LEWISTON — Standing behind the counter, filling prescriptions for drugs that many of his customers’ lives depend on, pharmacist Charles Barone has a microscopic view of just who the nation’s health care programs are serving — and right now, it’s not him.
Because, while health care costs seem to be finally stabilizing, prices for some generic prescription drugs have increased by thousands of dollars since last year. Worse, he says health insurance companies don’t seem to want to pay the difference.
“It’s unbelievable,” said Barone, a Grand Island resident and owner of Ivylea Pharmacy in Kenmore. “I’ve never seen anything like this in my 12 years doing business.”
Barone said he’s seen some drug prices rise a hundredfold since last year. For example, he cites a heart drug called Digoxin, which was $84 a bottle in September and now is selling for $862 a bottle.
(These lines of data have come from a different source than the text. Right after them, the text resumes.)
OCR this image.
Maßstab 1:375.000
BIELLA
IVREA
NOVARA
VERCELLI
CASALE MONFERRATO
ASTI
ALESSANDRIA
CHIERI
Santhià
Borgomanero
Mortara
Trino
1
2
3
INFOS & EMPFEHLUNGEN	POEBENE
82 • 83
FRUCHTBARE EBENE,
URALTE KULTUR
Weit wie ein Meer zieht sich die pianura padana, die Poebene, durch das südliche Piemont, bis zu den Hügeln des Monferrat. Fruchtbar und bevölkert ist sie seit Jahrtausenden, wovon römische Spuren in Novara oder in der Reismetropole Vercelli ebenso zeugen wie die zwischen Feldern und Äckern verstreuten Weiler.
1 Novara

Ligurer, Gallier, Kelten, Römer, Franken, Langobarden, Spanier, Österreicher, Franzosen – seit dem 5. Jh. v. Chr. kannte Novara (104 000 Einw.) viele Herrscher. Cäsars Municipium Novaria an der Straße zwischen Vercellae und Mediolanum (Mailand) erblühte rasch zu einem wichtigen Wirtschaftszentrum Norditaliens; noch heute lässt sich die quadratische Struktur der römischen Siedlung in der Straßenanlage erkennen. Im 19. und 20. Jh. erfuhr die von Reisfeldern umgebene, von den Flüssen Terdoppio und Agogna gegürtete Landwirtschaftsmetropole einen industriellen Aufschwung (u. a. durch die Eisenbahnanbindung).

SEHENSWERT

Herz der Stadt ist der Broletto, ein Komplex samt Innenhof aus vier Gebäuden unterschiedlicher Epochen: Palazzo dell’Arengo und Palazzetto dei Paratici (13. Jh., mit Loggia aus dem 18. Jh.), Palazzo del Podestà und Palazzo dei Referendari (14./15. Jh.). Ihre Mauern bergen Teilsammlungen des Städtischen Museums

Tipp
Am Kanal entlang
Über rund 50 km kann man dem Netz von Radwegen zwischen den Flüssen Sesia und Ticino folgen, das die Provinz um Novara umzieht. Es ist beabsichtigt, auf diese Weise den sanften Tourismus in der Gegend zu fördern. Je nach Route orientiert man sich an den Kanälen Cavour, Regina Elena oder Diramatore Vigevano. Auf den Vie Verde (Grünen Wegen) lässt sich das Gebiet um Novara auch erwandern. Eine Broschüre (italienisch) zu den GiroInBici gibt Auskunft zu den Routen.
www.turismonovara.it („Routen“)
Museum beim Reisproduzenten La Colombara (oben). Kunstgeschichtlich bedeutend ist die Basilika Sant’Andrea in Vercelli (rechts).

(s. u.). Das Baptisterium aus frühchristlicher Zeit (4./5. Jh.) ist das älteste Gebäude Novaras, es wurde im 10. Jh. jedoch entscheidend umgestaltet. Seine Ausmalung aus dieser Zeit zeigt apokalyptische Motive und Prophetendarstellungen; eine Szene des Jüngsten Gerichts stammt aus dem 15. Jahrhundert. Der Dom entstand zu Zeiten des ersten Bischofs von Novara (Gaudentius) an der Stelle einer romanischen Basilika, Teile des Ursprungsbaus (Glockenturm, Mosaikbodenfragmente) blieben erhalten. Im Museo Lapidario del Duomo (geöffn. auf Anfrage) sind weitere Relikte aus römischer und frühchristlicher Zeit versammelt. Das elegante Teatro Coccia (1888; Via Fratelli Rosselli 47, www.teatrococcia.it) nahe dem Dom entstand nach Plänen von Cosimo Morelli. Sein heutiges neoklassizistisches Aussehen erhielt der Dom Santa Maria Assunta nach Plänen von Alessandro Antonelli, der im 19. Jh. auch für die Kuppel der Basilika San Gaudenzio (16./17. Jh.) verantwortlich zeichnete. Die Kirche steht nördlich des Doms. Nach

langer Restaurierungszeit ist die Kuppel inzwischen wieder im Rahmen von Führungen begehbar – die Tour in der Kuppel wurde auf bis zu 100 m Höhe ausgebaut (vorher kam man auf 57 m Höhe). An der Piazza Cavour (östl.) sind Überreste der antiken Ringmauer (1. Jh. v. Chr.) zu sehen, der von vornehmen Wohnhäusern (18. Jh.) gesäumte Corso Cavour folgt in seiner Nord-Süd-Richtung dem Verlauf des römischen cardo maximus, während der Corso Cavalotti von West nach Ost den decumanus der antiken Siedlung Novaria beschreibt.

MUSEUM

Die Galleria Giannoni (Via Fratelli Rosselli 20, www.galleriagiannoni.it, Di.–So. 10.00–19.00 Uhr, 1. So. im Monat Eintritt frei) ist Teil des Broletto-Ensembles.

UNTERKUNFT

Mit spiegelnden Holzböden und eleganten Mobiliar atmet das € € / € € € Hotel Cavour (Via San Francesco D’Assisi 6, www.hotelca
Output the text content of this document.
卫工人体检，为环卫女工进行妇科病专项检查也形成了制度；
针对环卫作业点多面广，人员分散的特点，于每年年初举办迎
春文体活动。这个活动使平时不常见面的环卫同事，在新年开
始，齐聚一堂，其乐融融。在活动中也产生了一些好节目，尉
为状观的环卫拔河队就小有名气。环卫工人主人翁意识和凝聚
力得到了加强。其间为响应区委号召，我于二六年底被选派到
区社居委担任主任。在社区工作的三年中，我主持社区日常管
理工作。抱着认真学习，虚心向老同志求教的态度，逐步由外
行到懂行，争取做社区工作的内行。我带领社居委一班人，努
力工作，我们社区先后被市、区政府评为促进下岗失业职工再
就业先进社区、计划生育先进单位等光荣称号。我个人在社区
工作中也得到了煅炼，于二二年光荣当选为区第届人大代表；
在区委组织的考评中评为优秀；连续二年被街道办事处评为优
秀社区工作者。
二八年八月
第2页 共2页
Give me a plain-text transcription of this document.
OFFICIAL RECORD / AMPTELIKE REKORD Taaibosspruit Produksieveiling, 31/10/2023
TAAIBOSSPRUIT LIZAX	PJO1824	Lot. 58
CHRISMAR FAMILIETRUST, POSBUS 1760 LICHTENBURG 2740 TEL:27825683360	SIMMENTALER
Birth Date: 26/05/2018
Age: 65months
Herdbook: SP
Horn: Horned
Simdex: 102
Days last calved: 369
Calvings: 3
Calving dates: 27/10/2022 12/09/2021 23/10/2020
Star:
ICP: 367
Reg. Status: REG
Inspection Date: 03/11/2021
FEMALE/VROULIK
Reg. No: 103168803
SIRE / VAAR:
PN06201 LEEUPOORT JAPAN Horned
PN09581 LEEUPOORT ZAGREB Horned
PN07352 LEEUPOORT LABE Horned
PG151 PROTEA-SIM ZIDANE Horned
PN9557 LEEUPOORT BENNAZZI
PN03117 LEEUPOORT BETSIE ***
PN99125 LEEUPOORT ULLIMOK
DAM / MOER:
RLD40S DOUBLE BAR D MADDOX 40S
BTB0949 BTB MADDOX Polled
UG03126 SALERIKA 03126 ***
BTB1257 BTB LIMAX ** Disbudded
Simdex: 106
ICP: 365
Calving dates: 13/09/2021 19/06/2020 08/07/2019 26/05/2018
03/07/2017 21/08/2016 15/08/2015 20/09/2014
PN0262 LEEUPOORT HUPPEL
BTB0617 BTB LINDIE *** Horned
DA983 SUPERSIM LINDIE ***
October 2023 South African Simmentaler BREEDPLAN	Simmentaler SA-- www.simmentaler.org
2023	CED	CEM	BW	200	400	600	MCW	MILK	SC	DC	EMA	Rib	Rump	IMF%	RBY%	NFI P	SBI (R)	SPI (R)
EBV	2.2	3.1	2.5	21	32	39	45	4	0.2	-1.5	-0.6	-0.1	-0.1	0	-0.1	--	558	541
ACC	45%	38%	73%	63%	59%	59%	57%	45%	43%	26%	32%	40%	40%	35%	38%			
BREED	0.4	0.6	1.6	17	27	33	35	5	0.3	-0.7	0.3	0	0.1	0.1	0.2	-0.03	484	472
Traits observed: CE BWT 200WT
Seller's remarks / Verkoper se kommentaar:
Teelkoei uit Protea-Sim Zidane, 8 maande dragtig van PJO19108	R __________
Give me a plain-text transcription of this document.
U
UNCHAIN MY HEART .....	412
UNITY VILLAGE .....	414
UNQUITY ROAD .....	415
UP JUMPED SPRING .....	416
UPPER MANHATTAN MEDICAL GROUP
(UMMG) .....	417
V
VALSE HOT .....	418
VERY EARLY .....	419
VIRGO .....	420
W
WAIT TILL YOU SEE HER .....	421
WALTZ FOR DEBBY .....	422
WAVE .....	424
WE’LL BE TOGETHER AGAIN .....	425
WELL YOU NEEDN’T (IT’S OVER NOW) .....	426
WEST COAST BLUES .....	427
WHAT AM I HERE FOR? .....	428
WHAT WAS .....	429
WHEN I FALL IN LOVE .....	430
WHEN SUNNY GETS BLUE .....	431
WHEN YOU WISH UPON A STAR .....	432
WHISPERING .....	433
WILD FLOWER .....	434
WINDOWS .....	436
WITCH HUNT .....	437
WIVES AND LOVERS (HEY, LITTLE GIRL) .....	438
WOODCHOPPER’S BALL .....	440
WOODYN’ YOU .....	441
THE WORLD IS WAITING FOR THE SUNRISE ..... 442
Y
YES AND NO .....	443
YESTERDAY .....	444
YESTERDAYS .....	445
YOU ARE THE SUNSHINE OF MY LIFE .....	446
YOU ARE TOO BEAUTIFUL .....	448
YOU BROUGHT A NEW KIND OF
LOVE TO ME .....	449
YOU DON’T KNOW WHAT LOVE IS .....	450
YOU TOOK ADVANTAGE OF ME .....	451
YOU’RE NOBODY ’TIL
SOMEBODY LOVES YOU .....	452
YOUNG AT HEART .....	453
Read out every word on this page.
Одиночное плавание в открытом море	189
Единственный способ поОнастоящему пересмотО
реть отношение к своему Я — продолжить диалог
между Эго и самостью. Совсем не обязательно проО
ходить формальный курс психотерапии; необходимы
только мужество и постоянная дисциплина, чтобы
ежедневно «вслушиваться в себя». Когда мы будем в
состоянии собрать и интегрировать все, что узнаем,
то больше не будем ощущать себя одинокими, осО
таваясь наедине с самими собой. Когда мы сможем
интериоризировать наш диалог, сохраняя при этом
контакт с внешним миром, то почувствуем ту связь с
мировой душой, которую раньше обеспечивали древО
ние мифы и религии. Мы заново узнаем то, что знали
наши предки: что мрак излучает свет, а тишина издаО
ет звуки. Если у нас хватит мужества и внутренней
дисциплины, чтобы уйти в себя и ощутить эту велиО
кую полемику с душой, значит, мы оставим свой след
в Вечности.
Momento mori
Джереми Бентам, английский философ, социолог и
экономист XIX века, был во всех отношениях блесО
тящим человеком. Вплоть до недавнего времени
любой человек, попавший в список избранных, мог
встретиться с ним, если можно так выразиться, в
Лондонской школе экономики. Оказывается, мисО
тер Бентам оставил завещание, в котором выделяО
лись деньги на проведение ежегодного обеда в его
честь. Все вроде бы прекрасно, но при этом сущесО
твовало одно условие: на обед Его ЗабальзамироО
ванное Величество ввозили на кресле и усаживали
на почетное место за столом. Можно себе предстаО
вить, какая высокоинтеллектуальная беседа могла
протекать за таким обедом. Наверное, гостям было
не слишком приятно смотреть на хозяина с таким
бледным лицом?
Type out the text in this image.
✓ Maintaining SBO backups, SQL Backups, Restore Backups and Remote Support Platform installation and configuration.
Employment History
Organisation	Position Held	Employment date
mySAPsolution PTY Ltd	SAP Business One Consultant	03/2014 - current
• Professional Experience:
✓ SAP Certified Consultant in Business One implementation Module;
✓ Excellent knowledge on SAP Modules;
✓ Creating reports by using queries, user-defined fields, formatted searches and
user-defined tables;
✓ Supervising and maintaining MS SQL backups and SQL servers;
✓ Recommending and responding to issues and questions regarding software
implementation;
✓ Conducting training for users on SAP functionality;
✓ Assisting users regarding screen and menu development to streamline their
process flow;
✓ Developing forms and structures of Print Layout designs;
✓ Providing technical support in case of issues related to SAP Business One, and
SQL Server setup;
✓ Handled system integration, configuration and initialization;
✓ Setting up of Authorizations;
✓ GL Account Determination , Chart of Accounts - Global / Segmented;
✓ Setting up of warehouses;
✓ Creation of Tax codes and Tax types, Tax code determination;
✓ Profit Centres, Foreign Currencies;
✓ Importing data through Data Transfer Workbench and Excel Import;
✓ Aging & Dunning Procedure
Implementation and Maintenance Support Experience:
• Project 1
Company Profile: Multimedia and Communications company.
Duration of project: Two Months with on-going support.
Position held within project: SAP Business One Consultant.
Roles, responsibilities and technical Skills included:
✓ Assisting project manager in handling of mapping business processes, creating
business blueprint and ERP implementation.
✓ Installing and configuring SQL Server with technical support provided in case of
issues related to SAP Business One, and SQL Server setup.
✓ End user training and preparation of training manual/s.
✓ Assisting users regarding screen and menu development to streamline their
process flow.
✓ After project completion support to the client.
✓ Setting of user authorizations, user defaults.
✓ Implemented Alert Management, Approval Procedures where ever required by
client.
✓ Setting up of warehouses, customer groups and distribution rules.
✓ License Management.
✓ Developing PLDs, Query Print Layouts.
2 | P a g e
And while some generic drug manufacturers are raising their prices prohibitively, insurance companies are slow to update their computers and often refuse to pay the increased prices, paying instead the much lower price in their computer database, he said.
“The drug industry is broken,” Barone said. “The system is not working.”
Dennis Galluzzo, executive director of the Pharmacist’s Association of WNY, is leading efforts to stem the rising tide of generic drug prices and help get pharmacists to correct reimbursements. He feels the burdens of his members from his pharmacy in Amherst.
“Last year, I was able to purchase doxecyline, a very common antibiotic, for $30 for a bottle of 500,” he said. “I am now paying $1,390.75 for 500 capsules.”
He said his fellow pharmacists are frustrated by industry reimbursements measures by unregulated decision makers using outdated price lists. “They’ll tell me I can get a drug for ten bucks when in reality I’m paying twenty times the cost ... you can’t run a business when you’re getting reimbursed below your costs. It just doesn’t happen.”